Andrea Bonior: Lack of baby talk doesn’t mean you’re mean to kids

Q: You know that nice, sweet voice that most people use to talk to babies and young children? I don’t have it. And I have two children. My mom friends good-naturedly tease me about it, but I can tell they think it’s strange. It started off that I just don’t do baby talk, but now I notice people look at me funny when I talk to my kids. I just am who I am. Is this bad?

A: I can’t tell you. One person’s bark is another person’s lullaby.

Are you affectionate and warm, even if your voice doesn’t rise an octave? Do you have ways of interacting with them that are special and can easily be differentiated from how you behave with a customer service agent from Comcast? Do you not use a different voice because it doesn’t feel right? Or might it be reflective of hidden annoyance or resentment? If you want feedback, ask one of your friends to go beyond the joking and level with you about how they really see it. And ask yourself if you feel like your relationship with your kids feels healthy – because that is what matters, not whether you’re a soprano or a contralto.

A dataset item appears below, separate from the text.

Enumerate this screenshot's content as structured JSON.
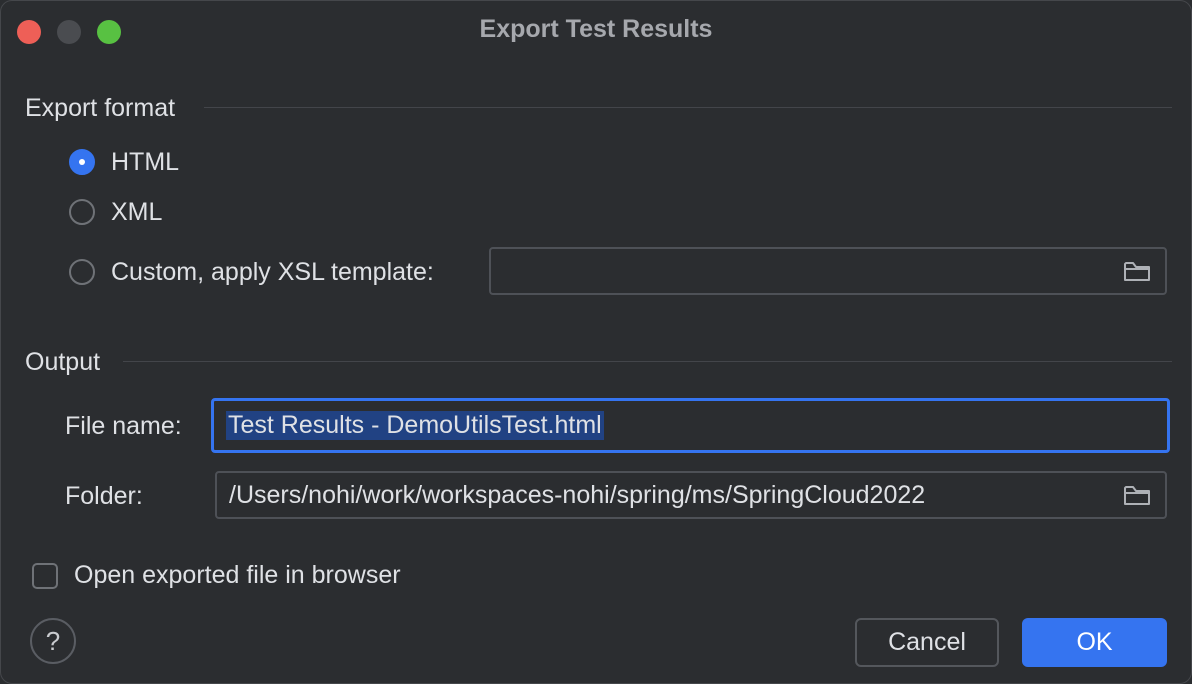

Q: I’m giving my boyfriend a second chance after he cheated on me. My mom believes we broke up, because she assumed that’s what I’d do when I told her about his cheating. She’s constantly talking about how I’m going to find someone better. So this is awkward! How can I tell her that we’re still together?

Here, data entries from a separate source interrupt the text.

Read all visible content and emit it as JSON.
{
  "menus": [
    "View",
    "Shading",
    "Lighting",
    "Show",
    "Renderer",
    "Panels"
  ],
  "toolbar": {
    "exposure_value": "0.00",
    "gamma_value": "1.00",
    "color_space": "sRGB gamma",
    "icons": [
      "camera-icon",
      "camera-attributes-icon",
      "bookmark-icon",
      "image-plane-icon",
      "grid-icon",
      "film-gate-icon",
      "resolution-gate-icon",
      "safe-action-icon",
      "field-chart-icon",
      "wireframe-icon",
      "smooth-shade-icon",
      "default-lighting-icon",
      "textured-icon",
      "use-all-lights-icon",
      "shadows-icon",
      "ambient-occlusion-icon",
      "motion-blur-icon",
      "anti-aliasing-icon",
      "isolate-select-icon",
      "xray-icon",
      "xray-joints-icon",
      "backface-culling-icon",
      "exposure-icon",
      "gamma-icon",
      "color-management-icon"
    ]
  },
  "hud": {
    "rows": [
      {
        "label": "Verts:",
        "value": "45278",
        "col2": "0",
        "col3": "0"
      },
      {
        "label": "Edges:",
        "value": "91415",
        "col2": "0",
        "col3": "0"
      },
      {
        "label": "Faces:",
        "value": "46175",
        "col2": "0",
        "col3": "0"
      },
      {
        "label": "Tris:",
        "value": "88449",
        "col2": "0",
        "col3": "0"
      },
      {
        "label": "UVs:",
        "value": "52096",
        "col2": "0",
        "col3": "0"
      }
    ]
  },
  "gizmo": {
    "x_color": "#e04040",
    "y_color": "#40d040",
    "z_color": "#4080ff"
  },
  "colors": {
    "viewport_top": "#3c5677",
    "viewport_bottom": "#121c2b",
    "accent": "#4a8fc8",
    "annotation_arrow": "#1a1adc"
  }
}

A: Although you’ve given him a second chance, that doesn’t mean you can convince her to, at least not right away. But you can make her feel heard. And the more you validate her feelings, the less likely she is to keep harping on it. Then you can let time - and (hopefully) his redemption - do the rest.

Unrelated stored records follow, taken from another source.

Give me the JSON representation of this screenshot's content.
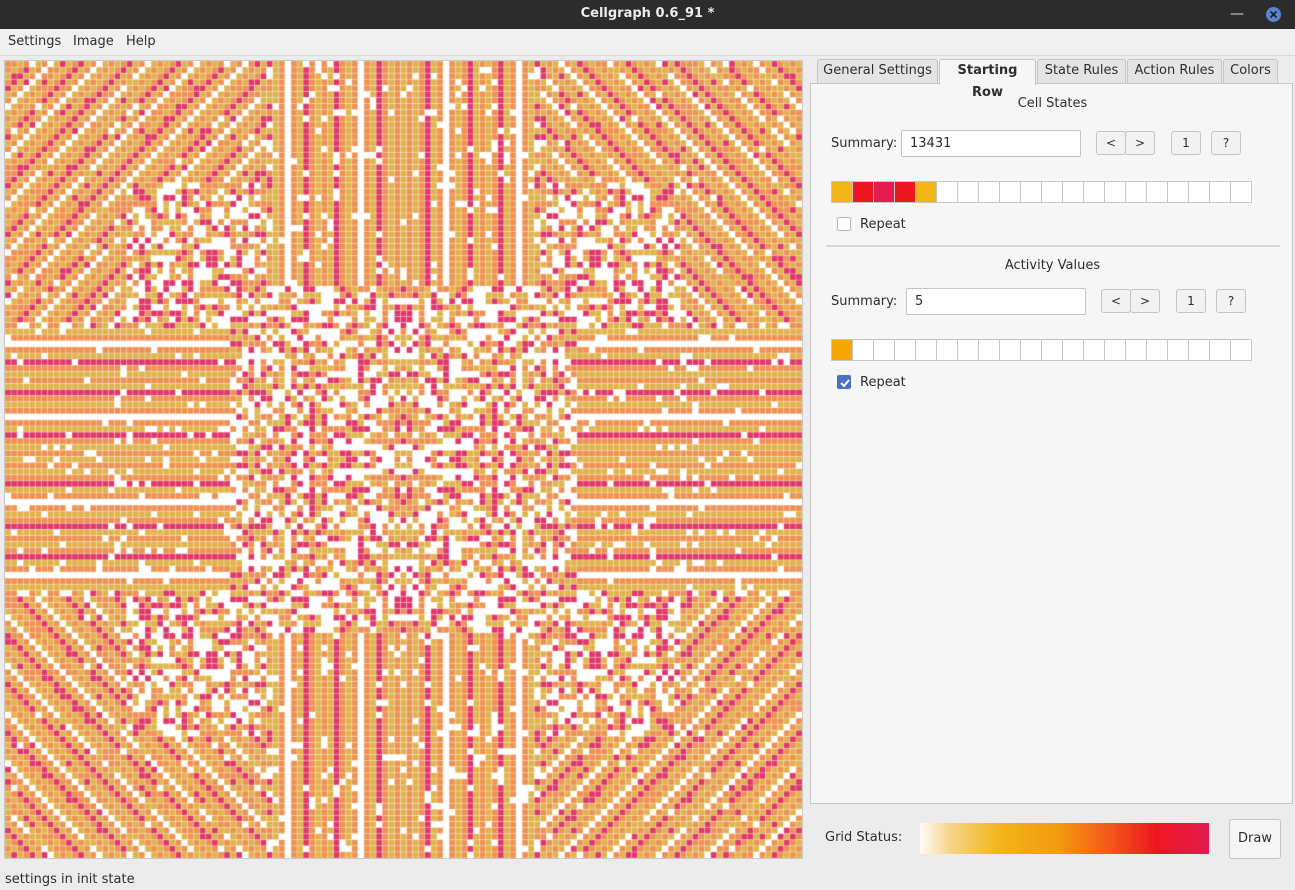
{
  "window": {
    "title": "Cellgraph 0.6_91 *"
  },
  "menu": [
    "Settings",
    "Image",
    "Help"
  ],
  "tabs": [
    "General Settings",
    "Starting Row",
    "State Rules",
    "Action Rules",
    "Colors"
  ],
  "active_tab": "Starting Row",
  "cell_states": {
    "title": "Cell States",
    "summary_label": "Summary:",
    "summary_value": "13431",
    "buttons": {
      "prev": "<",
      "next": ">",
      "one": "1",
      "help": "?"
    },
    "cells": [
      "#f2b417",
      "#ed1520",
      "#e31d50",
      "#ed1520",
      "#f2b417"
    ],
    "cell_count": 20,
    "repeat_label": "Repeat",
    "repeat_checked": false
  },
  "activity_values": {
    "title": "Activity Values",
    "summary_label": "Summary:",
    "summary_value": "5",
    "buttons": {
      "prev": "<",
      "next": ">",
      "one": "1",
      "help": "?"
    },
    "cells": [
      "#f6a800"
    ],
    "cell_count": 20,
    "repeat_label": "Repeat",
    "repeat_checked": true
  },
  "bottom": {
    "grid_status_label": "Grid Status:",
    "draw_label": "Draw"
  },
  "status_text": "settings in init state",
  "palette": {
    "white": "#ffffff",
    "yellow": "#e0b44c",
    "orange": "#ef9152",
    "red": "#e0376a"
  }
}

“Mom, I’ve made a decision you might not be happy with, and I should have told you earlier. I’m giving Bart a second chance. We can talk about my reasons. I can understand how you might not agree with me, and I get that you might remain angry at him. But I’m moving forward in the way I’ve chosen. How can we prevent this from affecting my relationship with you?” Now that I’ve become your Cyrano de Bergerac, give it a try - at a relaxed, private time – and see how we do.